碩士 === 國立交通大學 === 工學院永續環境科技學程 === 101 === Green roof technology has the functions of roof insulation, room temperature decreasing, and rainwater runoff detention, corporate green roof (CGR) establishment is thus widely promoted in many countries and is regarded as an appropriate approach for demonstrating the corporate social responsibility in energy conservation, carbon-emission reduction and landscape aesthetics. However, the method for evaluating the cost-benefit of domestic CGRs is so far not available. This study was thus initiated to develop a cost-benefit analysis method to evaluate major benefits of CGRs including the heat reduction for energy saving, carbon-emission reduction and rainwater runoff detention for a local corporate building. The eQUEST simulation program and thermal conductivity coefficient (U-value) method are applied to estimate the energy savings of CGRs, with consideration of different CGR type and thickness of soil medium.

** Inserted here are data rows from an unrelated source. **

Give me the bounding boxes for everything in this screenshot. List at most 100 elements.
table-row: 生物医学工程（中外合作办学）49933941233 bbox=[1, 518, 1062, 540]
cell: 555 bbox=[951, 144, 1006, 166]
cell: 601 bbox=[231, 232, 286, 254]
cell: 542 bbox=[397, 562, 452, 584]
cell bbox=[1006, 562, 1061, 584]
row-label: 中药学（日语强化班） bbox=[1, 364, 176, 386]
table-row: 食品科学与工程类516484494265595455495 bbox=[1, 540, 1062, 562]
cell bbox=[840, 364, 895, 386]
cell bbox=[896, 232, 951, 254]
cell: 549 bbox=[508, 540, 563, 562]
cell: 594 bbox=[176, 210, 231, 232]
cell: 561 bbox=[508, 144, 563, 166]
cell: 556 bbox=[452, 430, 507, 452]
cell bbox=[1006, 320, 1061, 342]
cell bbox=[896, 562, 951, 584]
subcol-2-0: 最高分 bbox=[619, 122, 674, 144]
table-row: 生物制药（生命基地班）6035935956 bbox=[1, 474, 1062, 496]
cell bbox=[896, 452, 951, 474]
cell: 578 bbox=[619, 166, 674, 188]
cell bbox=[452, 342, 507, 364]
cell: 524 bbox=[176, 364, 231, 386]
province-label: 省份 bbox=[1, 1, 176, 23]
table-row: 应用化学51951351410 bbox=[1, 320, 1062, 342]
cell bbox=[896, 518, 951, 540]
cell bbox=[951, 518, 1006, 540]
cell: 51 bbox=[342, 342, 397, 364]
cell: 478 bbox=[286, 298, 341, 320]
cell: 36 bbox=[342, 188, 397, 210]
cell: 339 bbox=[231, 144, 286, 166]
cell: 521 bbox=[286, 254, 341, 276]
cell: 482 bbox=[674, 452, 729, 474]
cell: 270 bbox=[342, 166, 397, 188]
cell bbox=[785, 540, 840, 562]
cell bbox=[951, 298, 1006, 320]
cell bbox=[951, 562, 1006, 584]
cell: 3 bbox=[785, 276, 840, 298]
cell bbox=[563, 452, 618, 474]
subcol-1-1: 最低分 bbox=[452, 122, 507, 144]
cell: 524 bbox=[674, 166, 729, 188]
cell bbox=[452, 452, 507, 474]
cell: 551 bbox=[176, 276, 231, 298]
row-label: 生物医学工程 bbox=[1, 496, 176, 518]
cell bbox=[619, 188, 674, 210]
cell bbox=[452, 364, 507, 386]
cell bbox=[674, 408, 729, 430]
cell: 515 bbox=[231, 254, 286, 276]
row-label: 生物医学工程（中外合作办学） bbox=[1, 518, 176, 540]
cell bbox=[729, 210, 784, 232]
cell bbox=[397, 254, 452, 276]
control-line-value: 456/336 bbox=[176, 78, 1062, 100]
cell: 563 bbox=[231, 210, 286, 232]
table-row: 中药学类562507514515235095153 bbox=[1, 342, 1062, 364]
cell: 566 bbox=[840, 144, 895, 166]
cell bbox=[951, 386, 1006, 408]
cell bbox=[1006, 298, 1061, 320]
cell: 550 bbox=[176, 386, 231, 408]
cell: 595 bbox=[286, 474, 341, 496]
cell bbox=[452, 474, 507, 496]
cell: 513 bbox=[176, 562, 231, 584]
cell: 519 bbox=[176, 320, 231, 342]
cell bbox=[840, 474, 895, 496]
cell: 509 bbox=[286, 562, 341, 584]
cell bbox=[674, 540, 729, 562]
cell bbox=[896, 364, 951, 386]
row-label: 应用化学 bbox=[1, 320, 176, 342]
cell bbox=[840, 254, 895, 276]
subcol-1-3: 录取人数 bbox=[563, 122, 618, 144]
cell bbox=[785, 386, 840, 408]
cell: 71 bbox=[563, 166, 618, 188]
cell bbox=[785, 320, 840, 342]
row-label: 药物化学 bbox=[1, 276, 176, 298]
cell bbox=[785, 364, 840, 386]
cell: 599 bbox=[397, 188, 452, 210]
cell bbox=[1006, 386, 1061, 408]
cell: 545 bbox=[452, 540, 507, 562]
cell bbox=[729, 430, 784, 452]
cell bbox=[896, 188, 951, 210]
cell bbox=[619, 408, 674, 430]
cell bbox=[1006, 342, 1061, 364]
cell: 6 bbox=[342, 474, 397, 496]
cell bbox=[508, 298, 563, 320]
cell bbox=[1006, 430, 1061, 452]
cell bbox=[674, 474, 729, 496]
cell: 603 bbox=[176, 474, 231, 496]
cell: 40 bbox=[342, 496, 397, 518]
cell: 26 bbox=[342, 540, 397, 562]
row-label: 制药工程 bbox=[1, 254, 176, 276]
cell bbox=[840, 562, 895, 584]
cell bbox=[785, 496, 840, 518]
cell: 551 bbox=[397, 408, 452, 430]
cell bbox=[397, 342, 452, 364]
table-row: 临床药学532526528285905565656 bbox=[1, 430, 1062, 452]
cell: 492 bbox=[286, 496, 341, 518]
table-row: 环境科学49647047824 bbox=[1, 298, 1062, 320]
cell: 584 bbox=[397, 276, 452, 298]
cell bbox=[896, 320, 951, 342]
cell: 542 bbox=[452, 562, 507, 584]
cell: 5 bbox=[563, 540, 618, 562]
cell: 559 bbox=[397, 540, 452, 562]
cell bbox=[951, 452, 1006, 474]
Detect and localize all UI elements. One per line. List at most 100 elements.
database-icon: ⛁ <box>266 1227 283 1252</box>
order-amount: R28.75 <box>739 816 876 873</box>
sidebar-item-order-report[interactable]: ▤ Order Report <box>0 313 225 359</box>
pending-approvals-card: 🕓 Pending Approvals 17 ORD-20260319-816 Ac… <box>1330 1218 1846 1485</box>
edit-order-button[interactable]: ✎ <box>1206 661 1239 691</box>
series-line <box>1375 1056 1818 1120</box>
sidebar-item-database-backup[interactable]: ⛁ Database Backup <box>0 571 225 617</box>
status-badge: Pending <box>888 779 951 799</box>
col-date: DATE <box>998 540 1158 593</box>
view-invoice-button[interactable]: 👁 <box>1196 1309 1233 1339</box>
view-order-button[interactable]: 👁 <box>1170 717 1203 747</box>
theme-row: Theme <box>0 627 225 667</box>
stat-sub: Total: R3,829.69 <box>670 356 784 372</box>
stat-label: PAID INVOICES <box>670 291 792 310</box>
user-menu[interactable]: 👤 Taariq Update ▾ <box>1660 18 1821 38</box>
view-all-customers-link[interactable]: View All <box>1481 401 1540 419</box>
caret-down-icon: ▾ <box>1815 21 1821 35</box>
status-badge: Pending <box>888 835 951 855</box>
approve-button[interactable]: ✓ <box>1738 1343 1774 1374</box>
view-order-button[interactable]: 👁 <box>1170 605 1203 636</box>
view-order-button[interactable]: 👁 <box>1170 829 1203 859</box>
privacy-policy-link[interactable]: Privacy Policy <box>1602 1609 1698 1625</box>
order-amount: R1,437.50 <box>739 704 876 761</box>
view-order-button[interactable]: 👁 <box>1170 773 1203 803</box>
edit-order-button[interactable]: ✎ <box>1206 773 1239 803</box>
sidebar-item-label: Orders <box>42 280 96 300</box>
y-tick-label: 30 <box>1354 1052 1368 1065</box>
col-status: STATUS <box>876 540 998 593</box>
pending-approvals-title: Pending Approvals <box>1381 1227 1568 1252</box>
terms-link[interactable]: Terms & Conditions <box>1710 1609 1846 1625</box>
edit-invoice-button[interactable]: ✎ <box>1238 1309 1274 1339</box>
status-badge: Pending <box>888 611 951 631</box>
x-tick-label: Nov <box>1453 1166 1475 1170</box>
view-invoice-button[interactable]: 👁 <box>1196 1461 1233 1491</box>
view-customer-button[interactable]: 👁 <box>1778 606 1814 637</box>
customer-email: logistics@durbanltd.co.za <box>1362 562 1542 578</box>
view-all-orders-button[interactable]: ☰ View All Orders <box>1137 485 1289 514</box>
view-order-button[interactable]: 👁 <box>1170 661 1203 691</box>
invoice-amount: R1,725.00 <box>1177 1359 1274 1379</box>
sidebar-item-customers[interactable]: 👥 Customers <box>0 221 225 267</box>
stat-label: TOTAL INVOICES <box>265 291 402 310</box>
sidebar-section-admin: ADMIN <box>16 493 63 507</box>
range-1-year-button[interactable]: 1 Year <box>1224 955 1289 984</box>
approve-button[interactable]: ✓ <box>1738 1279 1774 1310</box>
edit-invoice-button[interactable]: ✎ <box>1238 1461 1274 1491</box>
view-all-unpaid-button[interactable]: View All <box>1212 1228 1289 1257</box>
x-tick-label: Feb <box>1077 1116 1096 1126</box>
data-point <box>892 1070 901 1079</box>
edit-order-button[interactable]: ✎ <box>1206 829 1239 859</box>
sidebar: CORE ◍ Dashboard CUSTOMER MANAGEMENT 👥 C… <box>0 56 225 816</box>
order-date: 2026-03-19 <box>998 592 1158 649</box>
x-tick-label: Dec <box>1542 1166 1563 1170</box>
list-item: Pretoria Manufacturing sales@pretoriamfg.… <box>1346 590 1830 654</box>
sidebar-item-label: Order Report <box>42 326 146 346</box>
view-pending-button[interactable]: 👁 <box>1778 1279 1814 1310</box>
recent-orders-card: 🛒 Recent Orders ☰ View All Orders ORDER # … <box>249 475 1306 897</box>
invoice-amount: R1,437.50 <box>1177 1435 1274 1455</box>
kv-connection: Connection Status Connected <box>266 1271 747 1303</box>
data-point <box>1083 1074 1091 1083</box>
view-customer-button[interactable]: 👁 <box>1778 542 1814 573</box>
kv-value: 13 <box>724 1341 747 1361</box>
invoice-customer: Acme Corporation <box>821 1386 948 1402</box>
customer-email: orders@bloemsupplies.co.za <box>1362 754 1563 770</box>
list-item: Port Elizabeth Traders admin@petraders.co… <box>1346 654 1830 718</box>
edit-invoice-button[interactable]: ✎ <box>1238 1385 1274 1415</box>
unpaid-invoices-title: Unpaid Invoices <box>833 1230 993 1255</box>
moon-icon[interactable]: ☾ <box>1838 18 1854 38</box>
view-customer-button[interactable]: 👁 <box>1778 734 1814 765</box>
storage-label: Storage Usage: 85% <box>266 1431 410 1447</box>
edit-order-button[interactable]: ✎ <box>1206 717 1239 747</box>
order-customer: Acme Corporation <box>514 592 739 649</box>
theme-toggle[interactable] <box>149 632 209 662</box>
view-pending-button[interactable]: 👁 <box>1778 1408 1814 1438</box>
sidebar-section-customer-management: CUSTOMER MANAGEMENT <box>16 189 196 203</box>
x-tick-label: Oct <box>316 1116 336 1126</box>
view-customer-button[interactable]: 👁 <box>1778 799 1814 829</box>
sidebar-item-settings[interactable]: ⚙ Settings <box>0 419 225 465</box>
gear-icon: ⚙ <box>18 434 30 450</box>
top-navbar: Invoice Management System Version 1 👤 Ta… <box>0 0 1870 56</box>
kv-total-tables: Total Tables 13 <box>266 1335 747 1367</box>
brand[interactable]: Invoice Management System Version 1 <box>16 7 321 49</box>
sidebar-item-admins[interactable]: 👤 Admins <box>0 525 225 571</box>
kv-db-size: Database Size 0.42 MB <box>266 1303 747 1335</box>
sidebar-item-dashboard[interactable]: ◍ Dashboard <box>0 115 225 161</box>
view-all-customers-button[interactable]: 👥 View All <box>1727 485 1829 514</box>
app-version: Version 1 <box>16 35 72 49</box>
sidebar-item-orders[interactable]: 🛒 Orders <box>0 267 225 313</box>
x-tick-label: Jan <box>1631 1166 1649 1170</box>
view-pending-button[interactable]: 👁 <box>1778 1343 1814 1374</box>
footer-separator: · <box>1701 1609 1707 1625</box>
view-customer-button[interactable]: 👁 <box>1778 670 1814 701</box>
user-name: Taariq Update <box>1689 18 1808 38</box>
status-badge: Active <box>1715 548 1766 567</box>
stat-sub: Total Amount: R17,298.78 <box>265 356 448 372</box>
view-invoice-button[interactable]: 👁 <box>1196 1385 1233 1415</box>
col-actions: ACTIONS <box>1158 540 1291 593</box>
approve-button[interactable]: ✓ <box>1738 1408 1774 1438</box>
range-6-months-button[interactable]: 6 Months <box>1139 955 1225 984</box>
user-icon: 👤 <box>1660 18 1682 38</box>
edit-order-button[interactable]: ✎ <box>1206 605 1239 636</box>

The environmental benefits of CGRs are mainly carbon-emission reduction and rainwater runoff detention. The carbon emission reduction is approximated based on the avoided emission from energy saving and the amount of carbon sequestrated by CGRs. The rainwater detention of CGRs is calculated by an experimental equation. The benefits are estimated based on the local electricity fee, a suggested carbon tax, and a stormwater charge. A case study for a corporate office building was implemented for both extensive and intensive CGRs. The proposed benefit-cost analysis method was applied to estimate the potential benefits and costs of CGRs, and compared with the conventional roof with a life span of 10, 15, or 20 years. The annual costs for extensive and intensive CGRs are 212 and 301 NT$/m2-yr, while the costs for the conventional roof for different life spans are 241, 182, and 134 NT$/m2-yr, respectively. The results show that the intensive CGR is not cost effective due to its high initial installation cost. Although the extensive CGR is more expensive than the conventional roof with a life span of 15 or 20 years, it is superior to the latter with a life span of 10 years. The CGR will be more cost effective if the electricity rate increases and other benefits such as heat island mitigation are also considered. This study has demonstrated the applicability of the proposed CGR cost-benefit analysis method, and the results are expected to facilitate related decision-making analyses for a company to install CGRs.